Если мой тезис верен, то в исторических объяснениях приобретает большое значение признание неопределенности, которое мы теперь можем задним числом «вчитать» в высказывание Томпсона, приведенное в начале главы: «Без временно́й дисциплины мы не смогли бы получить насущной отдачи от промышленного рабочего; в какой бы форме эта дисциплина ни навязывалась – методизмом, сталинизмом или национализмом, – она все равно придет в развивающийся мир». Если любая эмпирическая история капиталистического способа производства – это История 1, модифицированная разными и не всегда документированными способами Истории 2, то главный вопрос о капитале остается с точки зрения исторического анализа неразрешимым. Даже если бы предсказание Томпсона сбылось и такие страны, как Индия, вдруг наводнились бы людьми, подобными гипотетическим носителям протестантской этики в своем презрении к «лени», нам все равно не удалось бы решить окончательно одну проблему. Мы никогда не смогли бы узнать наверняка, произошло ли это потому, что временна́я дисциплина, описанная Томпсоном, действительно является универсальной функциональной характеристикой капитала, или потому, что мировой капитализм произвел насильственную глобализацию того фрагмента европейской истории, когда протестантская этика обрела особую ценность. Победа протестантской этики, сколь бы глобальной она ни оказалась, безусловно, не будет победой того или иного универсального. Вопрос, являются ли кажущиеся общими и функциональными требования капитала специфическим европейским компромиссом между Историей 1 и Историей 2, остается неразрешимым. Хорошим примером служит тема «эффективности» и «тунеядства» (
Ни одна историческая форма капитала, сколь бы глобальных масштабов она ни достигала, не сможет стать универсальной. Ни один глобальный (или локальный) капитал не сможет воспроизвести универсальную логику капитала, поскольку любая исторически наличная форма капитала представляет собой временный компромисс, сформированный из Истории 1, которая, в свою очередь, модифицирована чьей-то Историей 2. Универсальное в данном случае может существовать только в форме местоблюстителя, место которого всегда узурпировано частной исторической формой, стремящейся представить себя как универсалия. Это не значит, что мы отказываемся от универсалий, закрепленных в рационализме и гуманизме эпохи пост-Просвещения. Имманентная критика капитала Марксом стала возможной именно благодаря универсальным характеристикам, которые он распознал в самой категории «капитал». Без этого распознавания могли бы существовать только частные критики капитала. Но частная критика не может по определению быть критикой капитала, поскольку такая критика не может выбрать «капитал» своим объектом. Охватить категорию «капитал» – значит охватить ее всеобщее устройство. Мое прочтение Маркса ни в коей мере не избавляет от необходимости проявлять внимание к универсальному. Я попытался создать такое прочтение, при котором сама категория «капитал» становится местом, где универсальная история капитала и политика человеческой принадлежности получают возможность прерывать нарратив друг друга.
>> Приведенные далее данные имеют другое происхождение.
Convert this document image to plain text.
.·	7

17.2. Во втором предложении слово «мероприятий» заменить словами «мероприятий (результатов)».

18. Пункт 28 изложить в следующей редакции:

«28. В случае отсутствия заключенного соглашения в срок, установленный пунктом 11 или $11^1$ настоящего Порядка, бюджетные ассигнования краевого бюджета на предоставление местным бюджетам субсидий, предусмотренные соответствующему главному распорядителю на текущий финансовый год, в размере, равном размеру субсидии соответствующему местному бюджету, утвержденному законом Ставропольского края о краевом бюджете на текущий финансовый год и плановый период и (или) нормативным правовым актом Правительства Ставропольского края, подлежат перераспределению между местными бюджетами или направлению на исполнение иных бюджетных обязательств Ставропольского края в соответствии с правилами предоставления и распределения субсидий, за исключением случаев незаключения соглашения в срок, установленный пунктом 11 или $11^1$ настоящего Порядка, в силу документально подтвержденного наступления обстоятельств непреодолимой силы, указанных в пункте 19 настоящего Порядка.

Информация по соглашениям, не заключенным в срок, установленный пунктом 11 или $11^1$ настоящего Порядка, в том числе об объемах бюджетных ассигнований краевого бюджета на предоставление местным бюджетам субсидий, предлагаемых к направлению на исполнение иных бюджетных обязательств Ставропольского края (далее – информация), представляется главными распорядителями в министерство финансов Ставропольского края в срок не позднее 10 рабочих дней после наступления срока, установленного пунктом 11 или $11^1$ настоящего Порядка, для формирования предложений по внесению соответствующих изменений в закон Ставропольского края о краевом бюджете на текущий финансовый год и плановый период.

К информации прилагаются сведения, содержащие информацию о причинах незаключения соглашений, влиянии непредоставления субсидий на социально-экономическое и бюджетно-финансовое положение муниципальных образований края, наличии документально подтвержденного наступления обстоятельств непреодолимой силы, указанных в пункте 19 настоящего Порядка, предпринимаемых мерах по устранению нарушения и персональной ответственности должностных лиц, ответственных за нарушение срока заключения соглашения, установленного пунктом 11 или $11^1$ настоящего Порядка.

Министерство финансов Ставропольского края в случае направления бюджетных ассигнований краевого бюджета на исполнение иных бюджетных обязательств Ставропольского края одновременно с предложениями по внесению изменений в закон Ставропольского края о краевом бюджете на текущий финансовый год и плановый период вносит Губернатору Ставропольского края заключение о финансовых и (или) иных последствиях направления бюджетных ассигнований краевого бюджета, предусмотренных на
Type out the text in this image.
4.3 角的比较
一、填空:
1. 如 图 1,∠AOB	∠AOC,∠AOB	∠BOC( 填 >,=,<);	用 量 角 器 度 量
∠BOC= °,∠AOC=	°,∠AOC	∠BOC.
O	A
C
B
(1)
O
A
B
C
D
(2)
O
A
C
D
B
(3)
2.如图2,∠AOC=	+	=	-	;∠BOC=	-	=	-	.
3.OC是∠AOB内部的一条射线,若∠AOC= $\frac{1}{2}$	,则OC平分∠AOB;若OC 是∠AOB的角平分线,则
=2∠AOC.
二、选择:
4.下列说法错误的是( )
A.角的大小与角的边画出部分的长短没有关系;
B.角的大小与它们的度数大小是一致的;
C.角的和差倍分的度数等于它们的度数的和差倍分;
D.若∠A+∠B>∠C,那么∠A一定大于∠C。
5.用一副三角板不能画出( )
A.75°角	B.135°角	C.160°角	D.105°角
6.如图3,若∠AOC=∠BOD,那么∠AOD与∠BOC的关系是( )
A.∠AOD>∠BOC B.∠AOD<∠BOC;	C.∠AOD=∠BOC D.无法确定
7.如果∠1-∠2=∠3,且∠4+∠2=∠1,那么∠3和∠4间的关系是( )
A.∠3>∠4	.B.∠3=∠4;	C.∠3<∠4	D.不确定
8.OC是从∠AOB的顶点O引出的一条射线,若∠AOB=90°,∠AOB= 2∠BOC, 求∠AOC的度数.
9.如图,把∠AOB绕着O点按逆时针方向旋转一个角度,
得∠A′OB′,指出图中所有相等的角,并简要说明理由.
«Капитал» – это философско-историческая категория, а это значит, что историческое различие – не внешний по отношению к нему элемент, а скорее его составляющая. Его истории – это История 1, существенно, но неравномерно модифицированная более или менее влиятельное Историей 2. Истории капитала в этом смысле не могут избежать политической проблемы различных вариантов бытия человеком. Капитал привносит в каждую историю некоторые из универсальных тем европейского Просвещения, но при внимательном взгляде универсальное оказывается пустым местоблюстителем. Неясные контуры слегка намечаются лишь в момент, когда подкидыш узурпирует это место, предъявляя права на господство. Такова, как мне кажется, неудержимая и неизбежная политика исторического различия глобального капитала. В то же самое время борьба за заполнение вечно пустующего места Истории 1 другими историями, с помощью которых мы стремимся изменить и обустроить эту пустую, универсальную историю, полагаемую логикой капитала, в свою очередь, привносят намеки на эту универсальную историю в наши разнообразные жизненные практики.